An attorney representing the family of Dustin Bergsing said Friday that he could not reveal any details of the settlement.

Fredric Bremseth, of the Bremseth Law Firm in Minnetonka, Minn., said only that "the case was resolved for a confidential amount."

Chief U.S. District Judge Richard Cebull signed an order dismissing the federal lawsuit on Wednesday.

Bergsing, a 21-year-old resident of Edgar, was found dead by a co-worker early in the morning on Jan. 8, 2012, at a Marathon oil well in Mandaree, N.D.

A wrongful-death lawsuit against Marathon Oil was filed last July in Yellowstone County District Court, and the case was later moved to federal court. The suit was filed by Bergsing's mother, Trista F. Juhnke, of Livingston, on behalf of her son's estate.

Bergsing was born in Livingston. He and his fiancee, Lacey Breding, had a daughter, McKinley, who was born six weeks before Bergsing's death.

In pretrial statements filed by attorneys for the family and Marathon Oil, both sides agreed that Bergsing died of hydrocarbon poisoning.
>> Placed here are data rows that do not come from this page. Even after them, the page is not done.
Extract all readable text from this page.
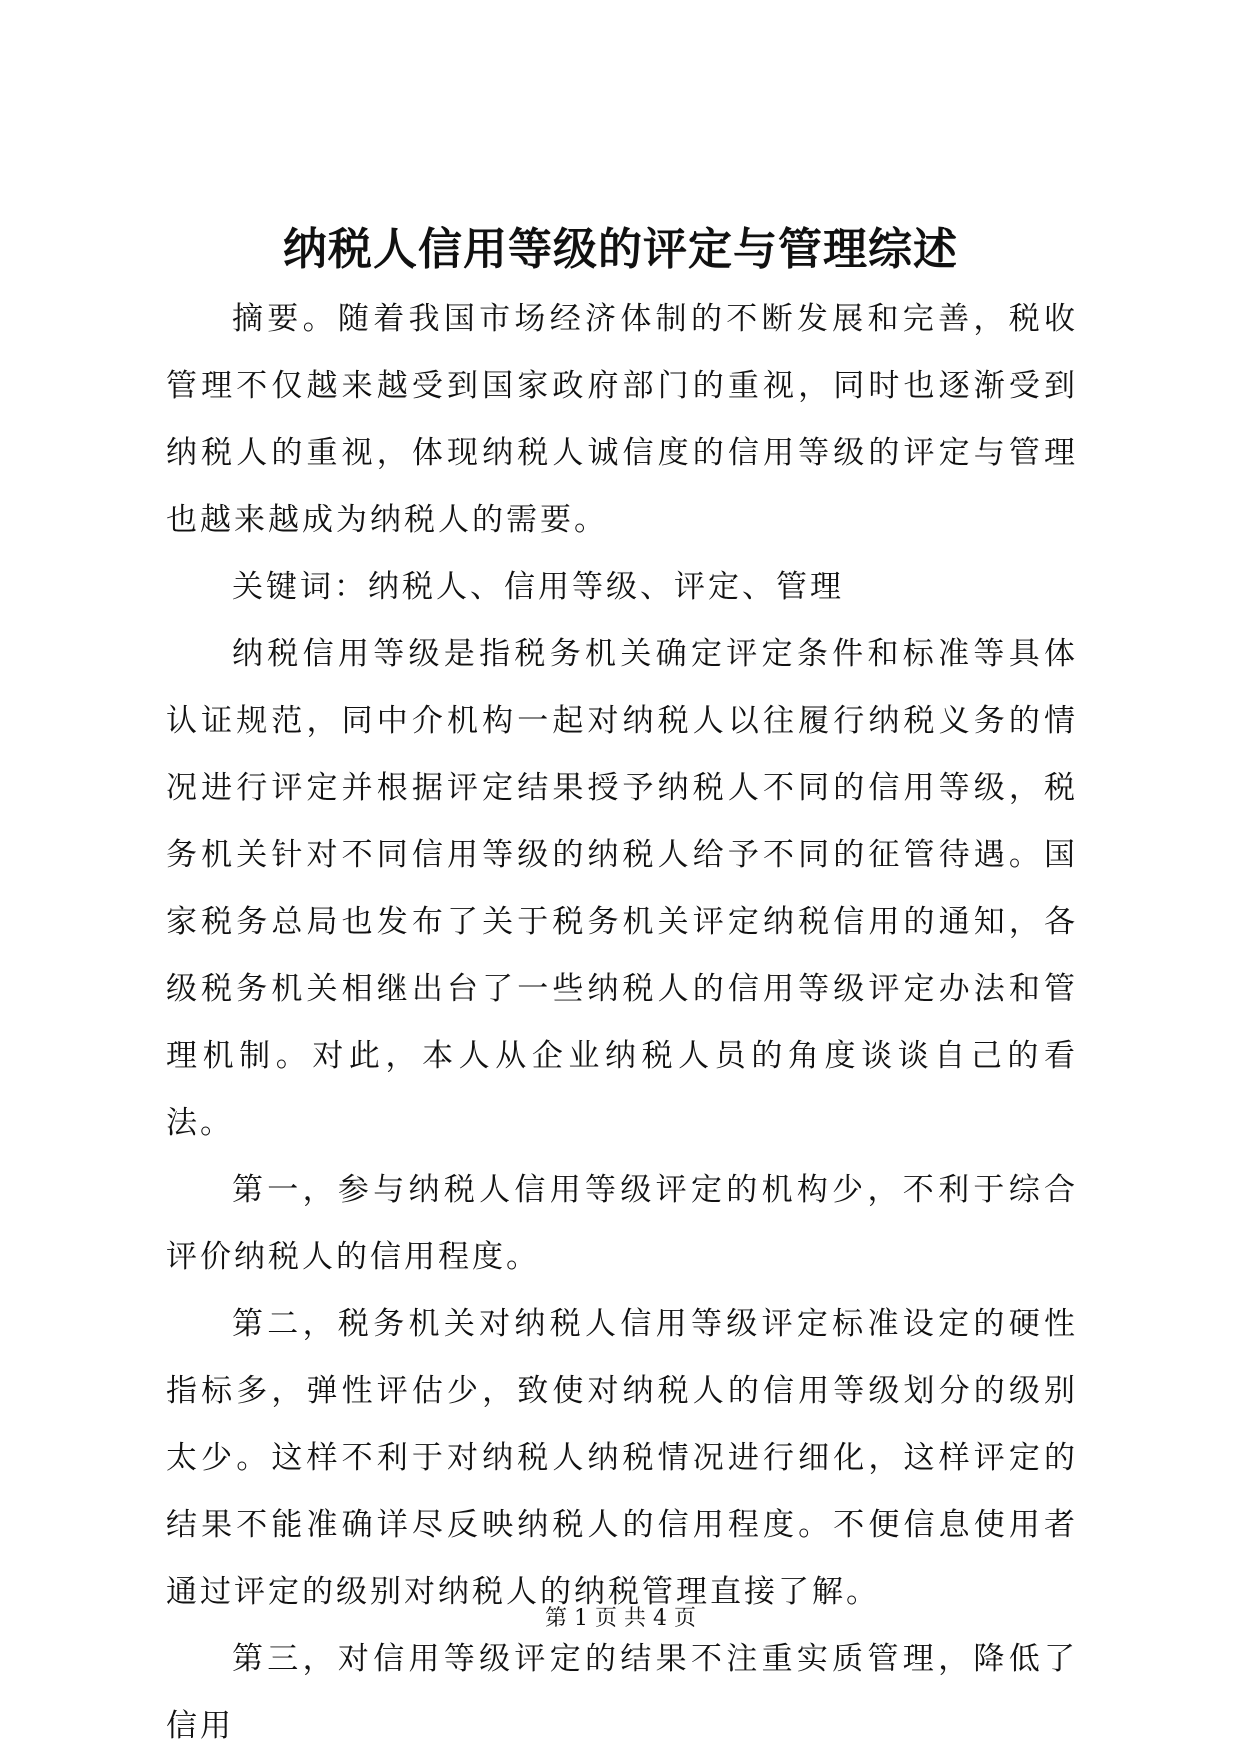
纳税人信用等级的评定与管理综述

摘要。随着我国市场经济体制的不断发展和完善，税收管理不仅越来越受到国家政府部门的重视，同时也逐渐受到纳税人的重视，体现纳税人诚信度的信用等级的评定与管理也越来越成为纳税人的需要。

关键词：纳税人、信用等级、评定、管理

纳税信用等级是指税务机关确定评定条件和标准等具体认证规范，同中介机构一起对纳税人以往履行纳税义务的情况进行评定并根据评定结果授予纳税人不同的信用等级，税务机关针对不同信用等级的纳税人给予不同的征管待遇。国家税务总局也发布了关于税务机关评定纳税信用的通知，各级税务机关相继出台了一些纳税人的信用等级评定办法和管理机制。对此，本人从企业纳税人员的角度谈谈自己的看法。

第一，参与纳税人信用等级评定的机构少，不利于综合评价纳税人的信用程度。

第二，税务机关对纳税人信用等级评定标准设定的硬性指标多，弹性评估少，致使对纳税人的信用等级划分的级别太少。这样不利于对纳税人纳税情况进行细化，这样评定的结果不能准确详尽反映纳税人的信用程度。不便信息使用者通过评定的级别对纳税人的纳税管理直接了解。

第三，对信用等级评定的结果不注重实质管理，降低了信用

第 1 页 共 4 页
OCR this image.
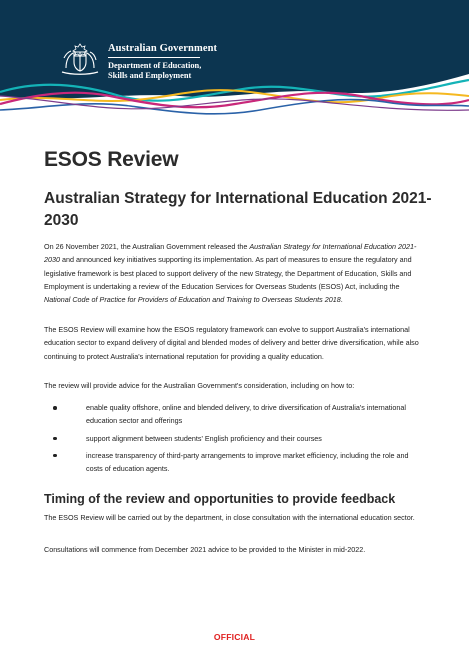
Australian Government
Department of Education,
Skills and Employment
ESOS Review
Australian Strategy for International Education 2021-2030

On 26 November 2021, the Australian Government released the Australian Strategy for International Education 2021-2030 and announced key initiatives supporting its implementation. As part of measures to ensure the regulatory and legislative framework is best placed to support delivery of the new Strategy, the Department of Education, Skills and Employment is undertaking a review of the Education Services for Overseas Students (ESOS) Act, including the National Code of Practice for Providers of Education and Training to Overseas Students 2018.

The ESOS Review will examine how the ESOS regulatory framework can evolve to support Australia's international education sector to expand delivery of digital and blended modes of delivery and better drive diversification, while also continuing to protect Australia's international reputation for providing a quality education.

The review will provide advice for the Australian Government's consideration, including on how to:

enable quality offshore, online and blended delivery, to drive diversification of Australia's international education sector and offerings
support alignment between students' English proficiency and their courses
increase transparency of third-party arrangements to improve market efficiency, including the role and costs of education agents.
Timing of the review and opportunities to provide feedback

The ESOS Review will be carried out by the department, in close consultation with the international education sector.

Consultations will commence from December 2021 advice to be provided to the Minister in mid-2022.

OFFICIAL
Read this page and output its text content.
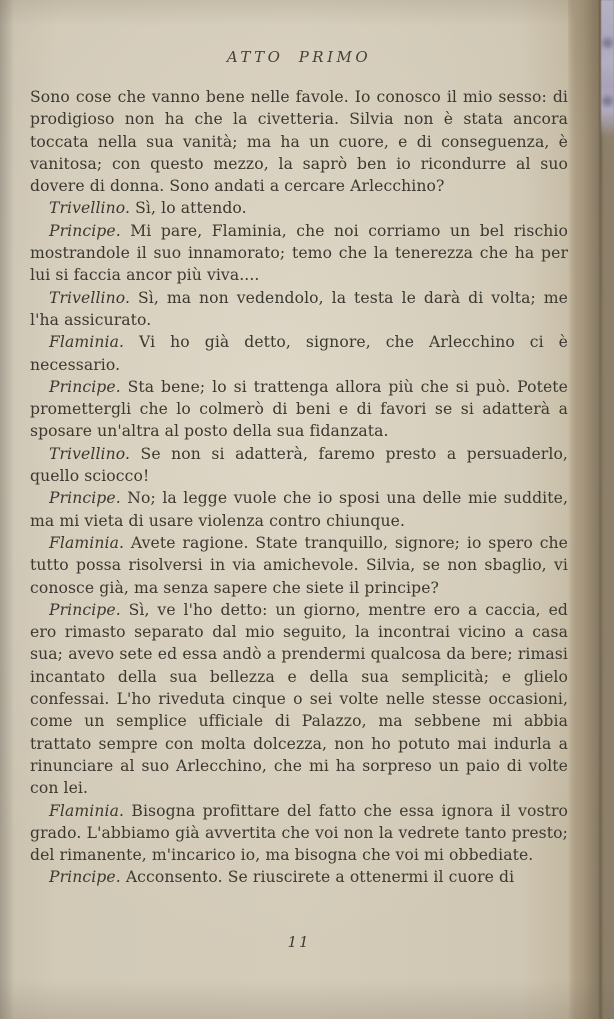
ATTO PRIMO

Sono cose che vanno bene nelle favole. Io conosco il mio sesso: di prodigioso non ha che la civetteria. Silvia non è stata ancora toccata nella sua vanità; ma ha un cuore, e di conseguenza, è vanitosa; con questo mezzo, la saprò ben io ricondurre al suo dovere di donna. Sono andati a cercare Arlecchino?

Trivellino. Sì, lo attendo.

Principe. Mi pare, Flaminia, che noi corriamo un bel rischio mostrandole il suo innamorato; temo che la tenerezza che ha per lui si faccia ancor più viva....

Trivellino. Sì, ma non vedendolo, la testa le darà di volta; me l'ha assicurato.

Flaminia. Vi ho già detto, signore, che Arlecchino ci è necessario.

Principe. Sta bene; lo si trattenga allora più che si può. Potete promettergli che lo colmerò di beni e di favori se si adatterà a sposare un'altra al posto della sua fidanzata.

Trivellino. Se non si adatterà, faremo presto a persuaderlo, quello sciocco!

Principe. No; la legge vuole che io sposi una delle mie suddite, ma mi vieta di usare violenza contro chiunque.

Flaminia. Avete ragione. State tranquillo, signore; io spero che tutto possa risolversi in via amichevole. Silvia, se non sbaglio, vi conosce già, ma senza sapere che siete il principe?

Principe. Sì, ve l'ho detto: un giorno, mentre ero a caccia, ed ero rimasto separato dal mio seguito, la incontrai vicino a casa sua; avevo sete ed essa andò a prendermi qualcosa da bere; rimasi incantato della sua bellezza e della sua semplicità; e glielo confessai. L'ho riveduta cinque o sei volte nelle stesse occasioni, come un semplice ufficiale di Palazzo, ma sebbene mi abbia trattato sempre con molta dolcezza, non ho potuto mai indurla a rinunciare al suo Arlecchino, che mi ha sorpreso un paio di volte con lei.

Flaminia. Bisogna profittare del fatto che essa ignora il vostro grado. L'abbiamo già avvertita che voi non la vedrete tanto presto; del rimanente, m'incarico io, ma bisogna che voi mi obbediate.

Principe. Acconsento. Se riuscirete a ottenermi il cuore di

11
He was employed by Across Big Sky Flow Testing, which was a subcontractor for Marathon.

Bergsing lived in a trailer on-site at the well in northwestern Dunn County, where his job involved opening hatches on oil storage tanks to see if they were full or close to full, according to the statement filed by attorneys for his estate.

He went on shift at 10 p.m. on Jan. 7, 2012, and at 1:30 a.m. on Jan. 8, a supervisor found his lifeless body on a platform near an open oil hatch. The North Dakota coroner and a private pathologist both concluded that Bergsing died of hydrocarbon vapor poisoning.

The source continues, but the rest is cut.